I’ve found the mentality changes as you talk to older parents, in particular “empty nesters”. Their advice takes a strange turn. They change their tune from “it gets worse” to “enjoy it while you can”. WHAT?! It’s interesting how the end of an era in your life can make you appreciate that time. It goes quick. One day they’ll be out of your reach. They won’t need you to put them to bed or pour them a cup of milk. And as they walk away from you as adults heading off into the world it’ll all make sense, it doesn’t get worse, it gets better. And at some time in your life you’ll look back and realize that even the hard times were good.
I am not without sin here, the words “it gets worse” have left my mouth. I’ve said it when I was tired and having a rough day. Trust me, they happen. Or when a rookie dad is truly being a baby (6 hours of sleep is plenty Tim, you baby); however, I’ve caught myself being that asshole, and have quickly followed it up with “it gets better” and a few words of encouragement, maybe even a beer.

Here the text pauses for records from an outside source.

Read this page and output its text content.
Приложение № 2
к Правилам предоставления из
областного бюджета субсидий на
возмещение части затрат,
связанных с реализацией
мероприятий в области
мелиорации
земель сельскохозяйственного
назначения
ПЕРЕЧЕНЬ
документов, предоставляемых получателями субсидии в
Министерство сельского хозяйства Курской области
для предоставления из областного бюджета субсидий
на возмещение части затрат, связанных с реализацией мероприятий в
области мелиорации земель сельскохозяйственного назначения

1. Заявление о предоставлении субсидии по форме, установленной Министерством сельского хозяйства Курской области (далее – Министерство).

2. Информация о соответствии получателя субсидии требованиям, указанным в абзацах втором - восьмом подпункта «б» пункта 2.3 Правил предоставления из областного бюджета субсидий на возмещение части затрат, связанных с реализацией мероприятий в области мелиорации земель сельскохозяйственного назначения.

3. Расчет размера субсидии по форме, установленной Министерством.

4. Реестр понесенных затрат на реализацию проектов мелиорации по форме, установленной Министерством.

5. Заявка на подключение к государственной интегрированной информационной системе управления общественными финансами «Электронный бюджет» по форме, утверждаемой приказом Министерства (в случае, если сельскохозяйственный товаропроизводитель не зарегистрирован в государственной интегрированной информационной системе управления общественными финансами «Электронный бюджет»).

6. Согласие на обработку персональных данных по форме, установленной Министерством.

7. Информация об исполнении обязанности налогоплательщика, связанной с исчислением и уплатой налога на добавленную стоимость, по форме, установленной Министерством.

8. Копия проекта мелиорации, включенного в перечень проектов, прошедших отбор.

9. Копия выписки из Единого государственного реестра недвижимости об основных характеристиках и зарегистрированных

So, enjoy them guys. Really, enjoy it. I want my sons to slow down, just for a moment more. I’ll take the extra hard nights and long days. I see them getting bigger, changing, and becoming their own individual person. I cannot accept the “it gets worse” approach, I just can’t. Right now is awesome and tomorrow will be even more awesome. I am tired, yes, but I am loving it. I am always on the move and staying still is something I’ve never been good at. If you’re a consistent “it’s gets worse” parent, stop and think. Realize it doesnt get worse, it only gets worse after your awful advice.